Le président de la République centrafricaine, Faustin-Archange Touadéra, sera entendu aujourd’hui par le Conseil des droits de l’homme de l’ONU à Genève. Lundi, il était à Paris en provenance de New York. Partout, il ne cesse de demander de l’aide. Au micro d’Europe 1, la chronique du rédacteur en chef international du JDD, François Clemenceau.
Pour dire les choses clairement, ce n’est pas retour à la case départ mais presque. D’après le dernier rapport des émissaires de l’ONU en Centrafrique, le pays a replongé dans une violence inédite depuis les massacres de 2014 qui avaient justifié le déploiement en urgence de l’opération militaire française Sangaris. Des milliers de victimes, des centaines de milliers de villageois déplacés et aucune région à part la capitale n’est épargnée par les actes de nettoyage ethnique ou de prédation tandis que les bandes armées se sont emparées des exploitations de minerais ou de diamant. Il y a bien un président démocratiquement élu, Faustin-Archange Touadéra, un embryon d’armée, 15.000 casques bleus, mais dans ce pays plus grand que la France, ce n’est pas suffisant pour ramener l’ordre et reconstruire.
Et pourtant, il y a eu des progrès. Il faut avoir l’honnêteté de le reconnaître, on ne passe pas d’une situation pré-génocidaire dans l’un des pays les plus pauvres du monde à une démocratie de canton suisse. Mais les progrès politiques ont été lents à produire du consensus au sommet et les bailleurs de fond, ceux qui maintiennent cette nation sous perfusion et qui avaient promis l’an dernier plus de deux milliards de dollars pour relancer les chantiers de l’Etat de droit et de l’économie, ne débloquent les fonds qu’en s’assurant que l’argent ne sera pas dilapidé.
Faudrait-il que la France intervienne à nouveau en Centrafrique?

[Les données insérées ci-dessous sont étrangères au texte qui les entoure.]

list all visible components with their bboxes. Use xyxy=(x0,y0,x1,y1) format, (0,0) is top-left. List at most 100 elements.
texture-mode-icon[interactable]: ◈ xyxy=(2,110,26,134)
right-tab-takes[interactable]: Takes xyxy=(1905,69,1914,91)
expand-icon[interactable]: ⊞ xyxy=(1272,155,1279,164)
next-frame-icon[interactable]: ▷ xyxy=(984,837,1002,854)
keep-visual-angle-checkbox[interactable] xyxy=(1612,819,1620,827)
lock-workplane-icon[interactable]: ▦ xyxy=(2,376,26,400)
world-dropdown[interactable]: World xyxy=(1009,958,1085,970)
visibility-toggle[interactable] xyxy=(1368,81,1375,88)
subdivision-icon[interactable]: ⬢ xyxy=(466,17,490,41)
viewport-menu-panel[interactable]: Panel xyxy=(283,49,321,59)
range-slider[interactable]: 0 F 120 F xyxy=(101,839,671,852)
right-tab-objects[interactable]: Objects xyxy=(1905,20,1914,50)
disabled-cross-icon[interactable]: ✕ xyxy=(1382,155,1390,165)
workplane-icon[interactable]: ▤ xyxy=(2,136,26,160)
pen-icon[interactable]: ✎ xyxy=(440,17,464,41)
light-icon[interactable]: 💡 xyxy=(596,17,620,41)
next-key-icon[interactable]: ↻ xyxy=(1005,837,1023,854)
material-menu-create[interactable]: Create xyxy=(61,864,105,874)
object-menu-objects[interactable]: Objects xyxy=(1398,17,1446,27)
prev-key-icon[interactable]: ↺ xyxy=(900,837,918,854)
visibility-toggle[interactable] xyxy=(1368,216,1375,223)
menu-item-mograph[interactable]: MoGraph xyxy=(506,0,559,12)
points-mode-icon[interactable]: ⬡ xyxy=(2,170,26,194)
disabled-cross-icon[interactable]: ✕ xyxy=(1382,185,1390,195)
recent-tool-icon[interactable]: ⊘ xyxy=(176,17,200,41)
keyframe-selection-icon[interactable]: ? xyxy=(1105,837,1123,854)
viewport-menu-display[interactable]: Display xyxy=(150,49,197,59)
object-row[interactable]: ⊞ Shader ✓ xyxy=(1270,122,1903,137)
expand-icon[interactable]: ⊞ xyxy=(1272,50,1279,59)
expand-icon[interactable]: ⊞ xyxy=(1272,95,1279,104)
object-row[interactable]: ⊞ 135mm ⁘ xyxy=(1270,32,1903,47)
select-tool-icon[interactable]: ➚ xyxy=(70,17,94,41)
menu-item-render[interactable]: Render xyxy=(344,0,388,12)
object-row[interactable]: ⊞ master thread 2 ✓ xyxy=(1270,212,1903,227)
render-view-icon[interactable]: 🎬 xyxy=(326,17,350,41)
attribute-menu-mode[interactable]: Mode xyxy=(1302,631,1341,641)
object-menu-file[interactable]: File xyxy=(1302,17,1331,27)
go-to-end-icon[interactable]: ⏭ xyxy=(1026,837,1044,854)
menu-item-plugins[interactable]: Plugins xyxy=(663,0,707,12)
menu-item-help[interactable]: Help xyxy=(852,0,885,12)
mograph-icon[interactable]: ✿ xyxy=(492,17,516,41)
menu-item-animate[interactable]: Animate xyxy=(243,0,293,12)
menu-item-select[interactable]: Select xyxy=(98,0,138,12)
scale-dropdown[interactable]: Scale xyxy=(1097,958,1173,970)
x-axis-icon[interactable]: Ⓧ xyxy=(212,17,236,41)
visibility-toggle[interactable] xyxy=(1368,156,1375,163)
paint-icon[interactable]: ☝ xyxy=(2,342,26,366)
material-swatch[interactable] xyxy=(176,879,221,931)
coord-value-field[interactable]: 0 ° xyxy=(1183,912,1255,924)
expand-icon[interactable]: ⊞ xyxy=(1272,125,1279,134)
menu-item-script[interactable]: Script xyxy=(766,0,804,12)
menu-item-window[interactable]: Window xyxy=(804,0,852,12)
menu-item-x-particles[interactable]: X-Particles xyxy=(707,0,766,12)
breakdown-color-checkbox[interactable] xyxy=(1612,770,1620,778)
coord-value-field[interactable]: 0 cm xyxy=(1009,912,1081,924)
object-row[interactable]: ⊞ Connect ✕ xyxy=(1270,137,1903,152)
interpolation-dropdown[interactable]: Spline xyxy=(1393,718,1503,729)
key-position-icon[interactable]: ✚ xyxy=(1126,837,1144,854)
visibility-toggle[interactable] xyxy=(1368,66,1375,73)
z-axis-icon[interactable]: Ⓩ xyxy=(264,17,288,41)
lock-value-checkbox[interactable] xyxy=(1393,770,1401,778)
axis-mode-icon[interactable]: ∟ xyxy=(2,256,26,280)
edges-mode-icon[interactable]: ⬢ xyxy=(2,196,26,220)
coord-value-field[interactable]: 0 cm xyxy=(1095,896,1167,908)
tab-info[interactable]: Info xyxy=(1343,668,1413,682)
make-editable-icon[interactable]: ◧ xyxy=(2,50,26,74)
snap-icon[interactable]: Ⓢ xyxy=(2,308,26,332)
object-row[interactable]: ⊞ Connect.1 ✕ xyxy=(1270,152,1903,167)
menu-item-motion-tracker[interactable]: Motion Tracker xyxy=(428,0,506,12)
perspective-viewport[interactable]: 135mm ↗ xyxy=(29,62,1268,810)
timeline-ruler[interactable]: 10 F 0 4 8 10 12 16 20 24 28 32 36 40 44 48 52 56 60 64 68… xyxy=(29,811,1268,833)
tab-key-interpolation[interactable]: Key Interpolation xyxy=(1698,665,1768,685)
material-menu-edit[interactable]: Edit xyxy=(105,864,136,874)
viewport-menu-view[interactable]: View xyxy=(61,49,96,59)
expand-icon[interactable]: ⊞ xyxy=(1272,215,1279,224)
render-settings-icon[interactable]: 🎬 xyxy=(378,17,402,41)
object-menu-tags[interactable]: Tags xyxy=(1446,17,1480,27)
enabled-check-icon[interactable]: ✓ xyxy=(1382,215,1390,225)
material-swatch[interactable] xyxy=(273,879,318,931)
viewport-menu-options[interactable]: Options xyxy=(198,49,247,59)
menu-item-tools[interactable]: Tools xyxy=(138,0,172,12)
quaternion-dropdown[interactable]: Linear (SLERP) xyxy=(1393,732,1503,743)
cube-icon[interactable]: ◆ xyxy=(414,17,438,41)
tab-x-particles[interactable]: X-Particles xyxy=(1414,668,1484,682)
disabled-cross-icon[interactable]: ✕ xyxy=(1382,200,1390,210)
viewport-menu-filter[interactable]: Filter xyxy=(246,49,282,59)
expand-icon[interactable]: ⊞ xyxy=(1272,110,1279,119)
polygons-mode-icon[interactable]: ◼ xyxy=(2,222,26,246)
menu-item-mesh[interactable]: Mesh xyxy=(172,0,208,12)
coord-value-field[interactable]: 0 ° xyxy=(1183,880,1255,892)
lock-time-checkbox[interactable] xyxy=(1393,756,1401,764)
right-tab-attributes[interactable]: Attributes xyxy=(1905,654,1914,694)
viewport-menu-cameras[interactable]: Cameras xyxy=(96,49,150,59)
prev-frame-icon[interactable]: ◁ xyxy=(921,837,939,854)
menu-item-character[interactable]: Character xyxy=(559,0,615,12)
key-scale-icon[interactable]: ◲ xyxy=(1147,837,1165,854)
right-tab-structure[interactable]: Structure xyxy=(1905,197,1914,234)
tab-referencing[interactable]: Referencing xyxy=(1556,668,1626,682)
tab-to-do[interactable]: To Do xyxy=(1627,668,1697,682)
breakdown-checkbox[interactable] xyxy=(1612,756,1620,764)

C’est ce décalage des calendriers, le temps politique et social et celui de l’extrême violence et de l’impunité qui sont décalés. Un seul exemple : la présidence a initié une Commission de vérité et réconciliation pour que les groupes armés rendent les armes et intègrent les forces de sécurité, elle bénéficie de l’aide formidable de l’organisation Sant Egidio qui a fait des miracles ailleurs en Afrique et en Amérique latine. Mais le projet, toujours expérimental, ne concerne que des poignées de combattants repentis, alors que le pays est à feu et à sang.
Faudrait-il alors que la France ou d’autres se redéploient militairement sur place? C’est ce qu’on pense toujours, d’abord la sécurité puis viendra le développement. Mais on voit bien au Mali ou en République du Congo que ce n’est pas si simple. Les habitants veulent les deux en même temps et c’est normal. La France a fait son travail avec l’opération Sangaris, elle a passé le relais aux Nations Unies, elle a permis des élections libres. Elle continue avec les Européens de former une armée centrafricaine capable de se battre mais il y en a pour des années.
Emmanuel Macron a dit au président Touadera à Paris qu’il souhaitait un Etat fort mais que c’était à l’ONU de venir en aide à la Centrafrique, à la fois en moyens militaires et en moyens de développement. Ce qui traduit en creux le débat actuel parmi ceux qui redoutent une forme de pérennité du néo-colonialisme mais qui, lorsque le multilatéralisme prend le relais, se plaignent de ses insuffisances.